Polls (plus Latvians and "1.6m gypsies")
So why, then, the absence of this experience in the polls? The most obvious answer is that, despite appearances, Respect is not making a broad enough impact. There is a massive difference between enthusiasm on the stump, and votes turning out come election; and the numbers voting are so large that without a huge electoral machine and access to the mass media, nothing meaningful can be conveyed to them. It need not be that the message is unpopular: many potential votes will disappear through simple ignorance. Respect has been absolutely crippled by the virtual media blackout imposed, and has had to resort to extremely old-fashioned campaigning: relying on community organisations, street meetings, leafletting, and word-of-mouth. We will find out on June 10 whether this is enough to undermine the monolithic structure of the two-and-a-half party system in the barely three months of our existence. The gamble is that the networks established by the anti-war movement, alongside the breach in Labour support that the war has forced open, will be enough to deliver the 5-8% necessary to secure seats.

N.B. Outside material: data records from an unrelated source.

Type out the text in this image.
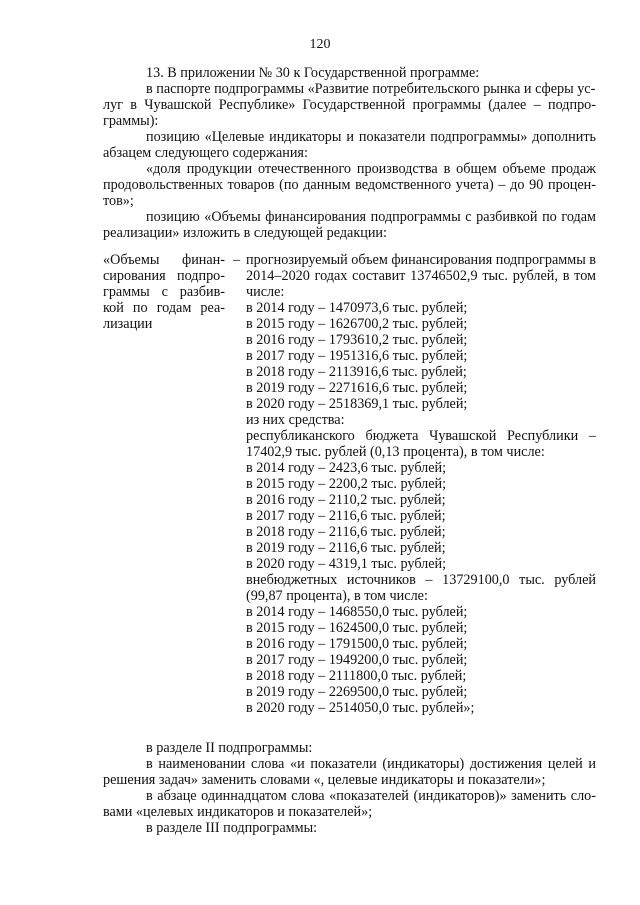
120
13. В приложении № 30 к Государственной программе:
в паспорте подпрограммы «Развитие потребительского рынка и сферы ус-
луг в Чувашской Республике» Государственной программы (далее – подпро-
граммы):
позицию «Целевые индикаторы и показатели подпрограммы» дополнить
абзацем следующего содержания:
«доля продукции отечественного производства в общем объеме продаж
продовольственных товаров (по данным ведомственного учета) – до 90 процен-
тов»;
позицию «Объемы финансирования подпрограммы с разбивкой по годам
реализации» изложить в следующей редакции:
«Объемы финан-
сирования подпро-
граммы с разбив-
кой по годам реа-
лизации
– прогнозируемый объем финансирования подпрограммы в
2014–2020 годах составит 13746502,9 тыс. рублей, в том
числе:
в 2014 году – 1470973,6 тыс. рублей;
в 2015 году – 1626700,2 тыс. рублей;
в 2016 году – 1793610,2 тыс. рублей;
в 2017 году – 1951316,6 тыс. рублей;
в 2018 году – 2113916,6 тыс. рублей;
в 2019 году – 2271616,6 тыс. рублей;
в 2020 году – 2518369,1 тыс. рублей;
из них средства:
республиканского бюджета Чувашской Республики –
17402,9 тыс. рублей (0,13 процента), в том числе:
в 2014 году – 2423,6 тыс. рублей;
в 2015 году – 2200,2 тыс. рублей;
в 2016 году – 2110,2 тыс. рублей;
в 2017 году – 2116,6 тыс. рублей;
в 2018 году – 2116,6 тыс. рублей;
в 2019 году – 2116,6 тыс. рублей;
в 2020 году – 4319,1 тыс. рублей;
внебюджетных источников – 13729100,0 тыс. рублей
(99,87 процента), в том числе:
в 2014 году – 1468550,0 тыс. рублей;
в 2015 году – 1624500,0 тыс. рублей;
в 2016 году – 1791500,0 тыс. рублей;
в 2017 году – 1949200,0 тыс. рублей;
в 2018 году – 2111800,0 тыс. рублей;
в 2019 году – 2269500,0 тыс. рублей;
в 2020 году – 2514050,0 тыс. рублей»;
в разделе II подпрограммы:
в наименовании слова «и показатели (индикаторы) достижения целей и
решения задач» заменить словами «, целевые индикаторы и показатели»;
в абзаце одиннадцатом слова «показателей (индикаторов)» заменить сло-
вами «целевых индикаторов и показателей»;
в разделе III подпрограммы:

So it is possible that we have not created the momentum, nor allowed ourselves enough time, to inform enough of the electorate of our existence, let alone persuading them to vote for us. Galloway is a great asset, of course, since - love him or loathe him - everyone knows exactly where he stands, making establishing an identity and promoting a programme far easier; in addition, in a political climate deeply hostile to "establishment" politicians, Galloway - with his cigars, his suits, and his reputation - is clearly anything but, and this is significantly to his favour. Even so, this is a more plausible explanation than that we are failing to communicate an effective message. Aside from sneers coming out of the dustbin of history now inhabited by the fragments of what once passed for a "British left", Respect's message - we opposed the war, we oppose the occupation, we're not of the political class - is a popular one.
More to the point, however, is the flagrant abuse of opinion polls. Though presented as the very pinnacle of objective social research, they are anything but: the statistical guarantee of the central limit theorem means that except in times of significant social upheaval, in which the parameters of the system itself are in question, opinion pollsters can be quite staggeringly sloppy in their methodology, and still produce plausible results. Of course, with the likely collapsed turnout on June 10, and the disengagement from conventional politics amongst those who will vote, we are likely to discover ourselves in a situation of significant structural change. A major base of support remains for the main parties, preventing polling predictions for them straying too far awry, but predicting just how the lesser organisations will perform is likely to be open to quite significant concerns.
Take the UK Independence Party, for instance. Many will have seen the Telegraph poll, suggesting that Kilroy-Silk's happy band of nasty Little Englanders will outpace the Lib Dems come June 10. (With the exception of Nick Griffin, is there a more unpleasant public figure than Robert Kilroy-Silk in Britain at present?) A closer look soon reveals that the 18% support for UKIP is from "those most likely to vote": a hopelessly subjective category, and one that need have no correspondence to those who do actually vote in a few days time. The question on voting intentions was prefaced by a few, carefully-worded questions about Europe - just to get respondents in the moode. Another UKIP-commissioned poll, as reported in the Guardian, was even more overtly biased:
With Robert Kilroy-Silk ready to wrap up the Asian vote in the East Midlands, the Backbencher doubts that UKIP needs any help in the polls. Still, the party was sufficiently alarmed to have commissioned a poll from Mori, which shows it in first place with 35% - yes, 35% - of the vote.
Rather than just asking people how they intended to vote, UKIP took a creative approach. "At the European parliament elections the UK Independence party will be campaigning nationwide for Britain to leave the European Union and put an end to unlimited EU immigration," Mori asked that representative sample of the population that waits at home to talk to pollsters. "Assuming the UK Independence party were the only moderate party campaigning for this, which party would you vote for?"
Yes, it's a new low in opinion polling - and the Backbencher thought the industry couldn't have sunk any further in its efforts to please its clients. Now, what Robert takes "unlimited EU immigration" to mean, the Backbencher isn't quite sure. Could mean they want to come in; could mean they just want to move around. But just to avoid all possible doubt, she is prepared to put in a bid to take that Spanish second home off your hands before journalists start asking questions about it. GBP100? Do I hear GBP150?
This was sufficiently ridiculous as to be unreported outside of gossip columns, but you get the idea. Add to this the small problem that Respect is not offered as a category on polling cards - being left as "other", or requiring the respondent's own initiative - and the net worth of polls in predicting its vote collapses entirely. Opinion polls of elections in which few will vote, and many of those who do will behave "erratically" are going to be (at best) methodologically flawed, at worst open to outright abuse. We are left with nothing but hunches and anecdotes. Respect, I am certain by now, will perform credibly well on June 10. As to how well, unfortunately, I - like everyone else - have no idea.